News Details

SP2 Welcomes Four New Faculty Members

New SP2 faculty, clockwise from left: Tamara Cadet, PhD; Yoosun Park, PhD; Meredith Doherty, PhD; and Milan AbiNader, PhD

Authored by: Alina Ladyzhensky

Photography by: Provided

Faculty & Research

06/28/21

Penn’s School of Social Policy & Practice (SP2) has announced the hiring of four new faculty members, who will begin their appointments on July 1, 2021. The School is pleased to welcome associate professors Tamara Cadet, PhD, and Yoosun Park, PhD, along with assistant professors Millan AbiNader, PhD, and Meredith Doherty, PhD.

“We are thrilled to welcome these four exceptional scholars and educators to the SP2 faculty. The breadth and scope of their innovative, transdisciplinary research will undoubtedly only further enhance the cutting-edge curriculum and transformative education that our School offers,” said SP2 Dean Sara S. Bachman, PhD. “And, beyond their impressive credentials, each of these remarkable scholars is committed to advancing social justice, addressing and reducing inequities, and translating research into real-world social change in their respective areas of expertise. These are the central tenets of our School’s mission, and I look forward to witnessing the profound impact that these incoming faculty members will have on social policy and practice locally, nationally, and globally, as well as generations of SP2 students—and future social change leaders— to come.”

Dr. Cadet received her MSW and MPH from Boston University, and her PhD from the School of Social Work at Simmons College. In 2012, she was appointed as assistant professor at Simmons College School of Social Work and was promoted to associate professor with tenure in 2018. Cadet also served as a Lecturer in Oral Health Policy and Epidemiology at the Harvard School of Dental Medicine, a position she held since 2013. Cadet is a public health social work researcher who advances health equity by promoting health interventions, and translating research to practice. Her work focuses on health disparities of older people, particularly around cancer screening and cancer care. Her work is at the intersection of health and social work, spanning the areas of evidence-based health promotion interventions, facilitators and barriers to reducing disparities in preventative health behaviors, and health care service utilization among vulnerable populations. Her work has a continuing focus on issues of health among the underresourced, underserved, and underrepresented which has earned her a place as a leading scholar in the arena of social work and public health.

Prior to her appointment to SP2’s faculty, Dr. Park held the position of associate professor at the Smith College School for Social Work. She received her MSW and PhD in Social Work from the University of Washington. From 2003-2005, she was an assistant professor at Columbia School of Social Work. A theory driven social work scholar, Park’s work is framed within the broad substantive area of immigration and is informed by poststructuralist theories of discourse and methods of inquiry. Her writing explores, among other things, the history of social work. Her historical scholarship includes the study of past practices, in order to illuminate present day problematics in social work practice, research, and education. Park has built a successful program of innovative scholarship that significantly extends the body of social work knowledge. She has worked in collaboration with researchers in multiple disciplines to produce scholarship that has great potential to shape disciplinary and societal policies on work with immigrant and other marginalized communities.

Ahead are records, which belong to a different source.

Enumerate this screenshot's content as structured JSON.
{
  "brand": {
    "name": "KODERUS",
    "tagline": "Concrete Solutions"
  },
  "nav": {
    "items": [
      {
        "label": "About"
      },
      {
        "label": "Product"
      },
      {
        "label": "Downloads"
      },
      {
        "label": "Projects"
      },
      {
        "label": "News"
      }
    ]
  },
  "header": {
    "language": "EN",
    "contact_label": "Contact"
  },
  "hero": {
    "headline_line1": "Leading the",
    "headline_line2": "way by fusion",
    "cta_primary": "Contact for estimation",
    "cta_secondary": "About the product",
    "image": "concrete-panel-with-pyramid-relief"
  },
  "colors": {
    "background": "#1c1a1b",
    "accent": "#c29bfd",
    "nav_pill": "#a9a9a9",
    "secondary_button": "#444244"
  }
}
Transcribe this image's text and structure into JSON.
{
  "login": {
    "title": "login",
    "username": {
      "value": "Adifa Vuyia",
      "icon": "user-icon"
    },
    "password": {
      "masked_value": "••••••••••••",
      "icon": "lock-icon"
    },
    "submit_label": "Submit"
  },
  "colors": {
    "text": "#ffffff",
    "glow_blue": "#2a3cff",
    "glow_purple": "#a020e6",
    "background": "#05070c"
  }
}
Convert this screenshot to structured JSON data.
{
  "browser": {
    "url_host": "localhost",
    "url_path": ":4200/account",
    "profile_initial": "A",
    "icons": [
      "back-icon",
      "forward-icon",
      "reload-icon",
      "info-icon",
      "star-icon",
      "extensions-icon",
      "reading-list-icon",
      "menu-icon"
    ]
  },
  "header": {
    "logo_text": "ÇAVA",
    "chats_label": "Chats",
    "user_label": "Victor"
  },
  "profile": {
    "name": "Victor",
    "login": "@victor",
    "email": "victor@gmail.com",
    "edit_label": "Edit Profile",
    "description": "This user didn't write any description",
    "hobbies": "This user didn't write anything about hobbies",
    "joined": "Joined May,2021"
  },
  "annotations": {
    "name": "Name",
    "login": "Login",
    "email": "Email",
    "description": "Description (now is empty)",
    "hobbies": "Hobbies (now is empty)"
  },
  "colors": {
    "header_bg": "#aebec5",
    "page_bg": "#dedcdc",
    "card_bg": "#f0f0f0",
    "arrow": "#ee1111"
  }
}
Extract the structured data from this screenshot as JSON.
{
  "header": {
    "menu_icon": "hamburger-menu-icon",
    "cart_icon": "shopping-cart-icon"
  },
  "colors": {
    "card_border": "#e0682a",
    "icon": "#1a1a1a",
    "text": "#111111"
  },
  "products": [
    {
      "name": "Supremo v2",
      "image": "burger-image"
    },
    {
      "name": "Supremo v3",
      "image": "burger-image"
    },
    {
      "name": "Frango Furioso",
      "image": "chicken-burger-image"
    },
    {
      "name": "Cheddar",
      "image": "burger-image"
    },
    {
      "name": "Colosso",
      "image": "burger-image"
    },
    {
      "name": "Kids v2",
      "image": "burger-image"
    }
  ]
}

Previously a Postdoctoral Research Scholar at the School of Social Work at Arizona State University, Dr. AbiNader received her PhD at the School of Social Work, Boston University and obtained her MSSW at The University of Texas at Austin. AbiNader’s research is framed within the broad substantive area of gender-based violence (GBV), focusing on intimate partner violence and homicide (IPV/IPH). Her research centers on how subpopulations experience GBV differently, and much of the work is focused on rural communities where research is lacking. AbiNader’s work sheds light on the unique macro risk factors that bear on intimate partner violence. She is currently a co-investigator on a multistate study examining intimate partner homicide risk—funded by the National Institutes of Health, National Science Foundation, National Collaborative for Gun Violence Research, Everytown for Gun Safety, and Arizona State University—that aims to inform the development of prevention interventions.

Dr. Doherty comes to the SP2 faculty after serving as a postdoctoral research fellow at the Center for Guaranteed Income Research at the School of Social Policy & Practice, following her appointment as Co-Chief Research Fellow in Psycho-Oncology, at the Department of Psychiatry and Behavioral Sciences, Memorial Sloan Kettering Cancer Center. She received her PhD in Social Welfare from the Graduate Center of CUNY and her MSW from the Silver School of Social Work at New York University. Doherty’s research addresses the financial burden of serious illness, focusing on the ways in which medical financial hardship accelerates existing ethnic, racial, and income-based health disparities. Her research focuses on the experiences of low-income women, Black and Latinx cancer patients who are likely to experience the most distressing consequences of financial hardship, and on developing and testing interventions to mitigate the negative impact of medical financial hardship on health. Doherty is dedicated to optimizing integrated healthcare in the safety-net setting and to pursuing health justice for people with cancer, multimorbidity, and other serious and chronic illnesses.